The two issues are different, but they point to the same operational problem. WordPress sites often depend on many plugins, and attackers move quickly when a flaw can be scanned or exploited at scale.
The WPScan listing shows the Gravity SMTP issue was published on March 30 and later updated in June, while the official plugin changelog shows the security update was already available before the mass exploitation reports. Sites that delayed updates remained exposed longer than necessary.
FAQ
CVE-2026-4020 is an unauthenticated sensitive information exposure vulnerability in the Gravity SMTP WordPress plugin. It allows attackers to retrieve a detailed system report from vulnerable sites through a REST API endpoint.
Gravity SMTP versions 2.1.4 and older are affected. Site owners should update to version 2.1.5 or later, preferably the latest available release.

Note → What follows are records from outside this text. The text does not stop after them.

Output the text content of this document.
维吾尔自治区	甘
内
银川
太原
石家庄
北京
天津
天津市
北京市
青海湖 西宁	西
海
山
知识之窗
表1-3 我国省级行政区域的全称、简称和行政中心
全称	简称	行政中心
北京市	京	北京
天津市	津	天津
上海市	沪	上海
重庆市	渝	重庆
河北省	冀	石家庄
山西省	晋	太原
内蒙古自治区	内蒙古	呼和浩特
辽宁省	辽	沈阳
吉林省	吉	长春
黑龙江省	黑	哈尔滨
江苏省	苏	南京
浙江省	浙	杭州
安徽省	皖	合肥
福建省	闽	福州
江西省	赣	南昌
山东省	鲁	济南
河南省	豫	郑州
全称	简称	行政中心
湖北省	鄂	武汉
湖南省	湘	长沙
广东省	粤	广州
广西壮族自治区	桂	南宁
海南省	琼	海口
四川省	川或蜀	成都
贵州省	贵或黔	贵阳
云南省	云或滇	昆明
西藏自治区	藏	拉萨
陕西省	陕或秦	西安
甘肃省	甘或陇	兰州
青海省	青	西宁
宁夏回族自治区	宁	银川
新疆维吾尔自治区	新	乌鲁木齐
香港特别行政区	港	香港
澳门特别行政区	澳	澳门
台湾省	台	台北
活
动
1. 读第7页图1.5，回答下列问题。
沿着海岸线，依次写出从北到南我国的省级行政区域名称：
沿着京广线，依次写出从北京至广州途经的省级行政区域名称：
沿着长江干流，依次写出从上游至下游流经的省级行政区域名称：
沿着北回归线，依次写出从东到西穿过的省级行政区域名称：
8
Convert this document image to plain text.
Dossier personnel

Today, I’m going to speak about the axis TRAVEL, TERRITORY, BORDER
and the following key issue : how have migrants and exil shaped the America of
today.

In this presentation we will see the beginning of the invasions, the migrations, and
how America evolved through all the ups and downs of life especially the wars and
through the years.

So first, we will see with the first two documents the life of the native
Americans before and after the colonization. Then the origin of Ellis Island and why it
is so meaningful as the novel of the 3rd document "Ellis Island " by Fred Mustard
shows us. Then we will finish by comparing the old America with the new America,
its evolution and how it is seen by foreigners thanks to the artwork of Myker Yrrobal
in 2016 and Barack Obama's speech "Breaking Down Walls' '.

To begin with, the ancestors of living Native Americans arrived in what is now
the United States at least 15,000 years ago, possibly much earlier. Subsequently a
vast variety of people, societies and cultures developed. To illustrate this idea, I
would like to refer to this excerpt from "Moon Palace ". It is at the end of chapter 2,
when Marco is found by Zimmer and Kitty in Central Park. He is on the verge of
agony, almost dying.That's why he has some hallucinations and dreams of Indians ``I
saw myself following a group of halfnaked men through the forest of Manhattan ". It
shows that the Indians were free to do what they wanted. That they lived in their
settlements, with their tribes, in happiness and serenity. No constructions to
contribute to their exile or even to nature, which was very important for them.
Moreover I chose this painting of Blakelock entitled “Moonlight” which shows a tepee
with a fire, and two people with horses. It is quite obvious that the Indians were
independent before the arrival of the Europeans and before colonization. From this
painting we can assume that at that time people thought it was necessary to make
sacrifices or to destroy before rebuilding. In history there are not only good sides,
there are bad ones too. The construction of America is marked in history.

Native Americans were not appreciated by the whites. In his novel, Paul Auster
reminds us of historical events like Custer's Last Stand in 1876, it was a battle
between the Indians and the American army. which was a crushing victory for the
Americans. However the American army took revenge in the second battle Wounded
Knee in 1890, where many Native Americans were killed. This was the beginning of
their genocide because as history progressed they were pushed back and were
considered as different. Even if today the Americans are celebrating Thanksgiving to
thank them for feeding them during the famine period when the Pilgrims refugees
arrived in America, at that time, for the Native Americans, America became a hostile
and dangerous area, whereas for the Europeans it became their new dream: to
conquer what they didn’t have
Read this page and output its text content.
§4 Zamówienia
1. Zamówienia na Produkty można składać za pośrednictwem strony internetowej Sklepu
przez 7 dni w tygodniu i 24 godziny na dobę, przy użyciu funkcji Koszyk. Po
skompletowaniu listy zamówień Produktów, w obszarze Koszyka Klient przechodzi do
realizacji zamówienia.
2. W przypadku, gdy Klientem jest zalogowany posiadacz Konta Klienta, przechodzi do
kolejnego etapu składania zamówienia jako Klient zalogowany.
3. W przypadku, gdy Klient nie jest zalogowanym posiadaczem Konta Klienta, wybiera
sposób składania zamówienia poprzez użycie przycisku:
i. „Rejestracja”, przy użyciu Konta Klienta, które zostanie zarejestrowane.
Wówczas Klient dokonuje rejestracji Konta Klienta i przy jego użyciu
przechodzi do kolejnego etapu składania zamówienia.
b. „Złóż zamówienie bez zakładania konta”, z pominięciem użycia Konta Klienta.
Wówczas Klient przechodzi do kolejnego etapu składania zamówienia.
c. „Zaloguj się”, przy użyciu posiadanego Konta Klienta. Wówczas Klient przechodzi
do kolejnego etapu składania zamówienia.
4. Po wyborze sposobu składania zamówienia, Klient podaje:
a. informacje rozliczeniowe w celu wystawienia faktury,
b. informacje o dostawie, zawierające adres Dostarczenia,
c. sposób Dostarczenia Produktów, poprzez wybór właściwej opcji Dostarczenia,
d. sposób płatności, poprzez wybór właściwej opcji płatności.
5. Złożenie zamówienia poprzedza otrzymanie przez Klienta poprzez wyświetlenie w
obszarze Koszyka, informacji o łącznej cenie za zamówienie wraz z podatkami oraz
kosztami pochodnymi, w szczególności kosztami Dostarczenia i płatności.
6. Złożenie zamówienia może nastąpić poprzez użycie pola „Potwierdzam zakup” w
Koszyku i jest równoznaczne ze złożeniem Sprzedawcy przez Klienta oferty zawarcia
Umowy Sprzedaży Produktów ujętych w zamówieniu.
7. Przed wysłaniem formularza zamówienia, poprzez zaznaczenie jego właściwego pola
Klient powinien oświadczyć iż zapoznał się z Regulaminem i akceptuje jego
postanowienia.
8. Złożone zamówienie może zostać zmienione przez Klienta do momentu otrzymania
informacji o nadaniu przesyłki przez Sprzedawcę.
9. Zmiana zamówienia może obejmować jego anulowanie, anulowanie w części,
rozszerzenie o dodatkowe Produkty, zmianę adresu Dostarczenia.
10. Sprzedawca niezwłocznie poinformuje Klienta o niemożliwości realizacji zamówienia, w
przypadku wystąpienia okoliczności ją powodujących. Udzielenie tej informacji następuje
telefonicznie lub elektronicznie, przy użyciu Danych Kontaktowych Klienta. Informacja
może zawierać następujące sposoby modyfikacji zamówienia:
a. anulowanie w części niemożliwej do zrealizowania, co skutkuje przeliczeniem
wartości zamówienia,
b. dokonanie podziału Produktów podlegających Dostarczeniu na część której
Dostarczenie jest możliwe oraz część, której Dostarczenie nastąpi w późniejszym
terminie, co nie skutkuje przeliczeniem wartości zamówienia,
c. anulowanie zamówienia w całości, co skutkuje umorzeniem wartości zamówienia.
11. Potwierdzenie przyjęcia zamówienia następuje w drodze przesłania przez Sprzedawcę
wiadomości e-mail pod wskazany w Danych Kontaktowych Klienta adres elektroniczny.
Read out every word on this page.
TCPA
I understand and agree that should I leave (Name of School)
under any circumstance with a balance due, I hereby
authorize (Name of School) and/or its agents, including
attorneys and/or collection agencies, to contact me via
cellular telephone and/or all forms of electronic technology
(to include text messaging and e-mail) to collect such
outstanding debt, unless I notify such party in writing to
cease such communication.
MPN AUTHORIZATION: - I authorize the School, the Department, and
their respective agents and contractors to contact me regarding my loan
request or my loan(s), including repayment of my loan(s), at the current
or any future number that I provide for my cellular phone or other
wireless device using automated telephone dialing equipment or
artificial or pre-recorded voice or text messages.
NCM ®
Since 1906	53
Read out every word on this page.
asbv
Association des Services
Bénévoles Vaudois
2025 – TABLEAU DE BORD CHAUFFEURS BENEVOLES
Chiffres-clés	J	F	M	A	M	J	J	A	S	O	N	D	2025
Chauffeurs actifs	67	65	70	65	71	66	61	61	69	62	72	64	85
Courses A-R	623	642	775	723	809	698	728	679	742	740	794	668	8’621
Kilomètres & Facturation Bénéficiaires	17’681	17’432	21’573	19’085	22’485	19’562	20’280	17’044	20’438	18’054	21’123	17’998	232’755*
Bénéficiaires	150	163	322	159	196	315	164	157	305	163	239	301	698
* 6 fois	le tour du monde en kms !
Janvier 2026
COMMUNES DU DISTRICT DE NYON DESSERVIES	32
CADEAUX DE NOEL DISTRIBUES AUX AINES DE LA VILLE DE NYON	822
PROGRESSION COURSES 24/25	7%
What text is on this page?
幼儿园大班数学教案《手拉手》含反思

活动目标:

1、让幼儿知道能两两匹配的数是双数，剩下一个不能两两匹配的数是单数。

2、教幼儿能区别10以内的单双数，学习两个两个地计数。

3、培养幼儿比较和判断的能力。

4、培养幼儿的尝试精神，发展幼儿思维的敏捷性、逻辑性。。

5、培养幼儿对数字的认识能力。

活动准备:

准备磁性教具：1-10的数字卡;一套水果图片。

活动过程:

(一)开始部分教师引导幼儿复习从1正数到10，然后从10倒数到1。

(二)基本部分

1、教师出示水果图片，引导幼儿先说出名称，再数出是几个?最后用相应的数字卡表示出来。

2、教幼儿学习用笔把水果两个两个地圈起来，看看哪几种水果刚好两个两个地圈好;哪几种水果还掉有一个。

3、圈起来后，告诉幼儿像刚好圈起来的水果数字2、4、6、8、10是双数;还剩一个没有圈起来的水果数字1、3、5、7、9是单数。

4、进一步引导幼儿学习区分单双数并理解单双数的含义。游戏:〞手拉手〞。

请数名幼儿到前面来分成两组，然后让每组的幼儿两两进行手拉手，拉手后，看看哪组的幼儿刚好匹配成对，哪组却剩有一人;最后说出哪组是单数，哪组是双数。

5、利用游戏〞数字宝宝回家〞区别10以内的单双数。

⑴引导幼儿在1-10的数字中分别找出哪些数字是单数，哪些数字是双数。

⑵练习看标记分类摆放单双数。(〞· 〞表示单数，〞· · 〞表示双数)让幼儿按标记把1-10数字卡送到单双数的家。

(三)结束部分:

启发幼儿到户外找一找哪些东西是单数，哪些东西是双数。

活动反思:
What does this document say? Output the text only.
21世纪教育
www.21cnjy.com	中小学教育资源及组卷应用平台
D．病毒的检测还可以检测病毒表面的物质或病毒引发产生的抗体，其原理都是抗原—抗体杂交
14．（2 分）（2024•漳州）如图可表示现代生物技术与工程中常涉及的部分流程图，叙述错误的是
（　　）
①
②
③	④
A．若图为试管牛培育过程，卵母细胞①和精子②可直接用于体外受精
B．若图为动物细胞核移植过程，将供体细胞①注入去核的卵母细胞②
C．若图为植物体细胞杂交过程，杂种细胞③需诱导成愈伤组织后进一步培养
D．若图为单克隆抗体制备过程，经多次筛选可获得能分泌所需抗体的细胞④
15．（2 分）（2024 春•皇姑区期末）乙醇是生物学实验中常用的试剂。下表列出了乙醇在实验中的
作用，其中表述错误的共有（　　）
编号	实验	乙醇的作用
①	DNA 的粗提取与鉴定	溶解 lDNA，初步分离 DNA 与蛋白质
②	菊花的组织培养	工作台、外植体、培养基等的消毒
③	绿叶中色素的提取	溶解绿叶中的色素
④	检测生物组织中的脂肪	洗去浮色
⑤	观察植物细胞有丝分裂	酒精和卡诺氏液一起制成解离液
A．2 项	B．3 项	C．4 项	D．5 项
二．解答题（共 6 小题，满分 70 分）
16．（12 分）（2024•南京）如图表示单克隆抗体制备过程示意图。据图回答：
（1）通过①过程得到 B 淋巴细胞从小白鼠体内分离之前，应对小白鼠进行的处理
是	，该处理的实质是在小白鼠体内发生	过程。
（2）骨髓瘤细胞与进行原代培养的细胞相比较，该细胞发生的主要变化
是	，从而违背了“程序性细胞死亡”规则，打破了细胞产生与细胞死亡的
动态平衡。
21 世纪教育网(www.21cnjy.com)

Attackers may expose WordPress configuration details, plugin and theme versions, server and PHP environment data, database information, and configured email service credentials such as API keys, OAuth tokens, and SMTP secrets.
Check web server, CDN, WAF, and WordPress security logs for requests to /wp-json/gravitysmtp/v1/tests/mock-data, especially requests that include the ?page=gravitysmtp-settings query parameter.
Updating closes the vulnerable endpoint, but site owners should also rotate email service credentials, review email provider logs, check for suspicious WordPress users or plugins, and confirm that attackers did not abuse exposed API keys or SMTP accounts.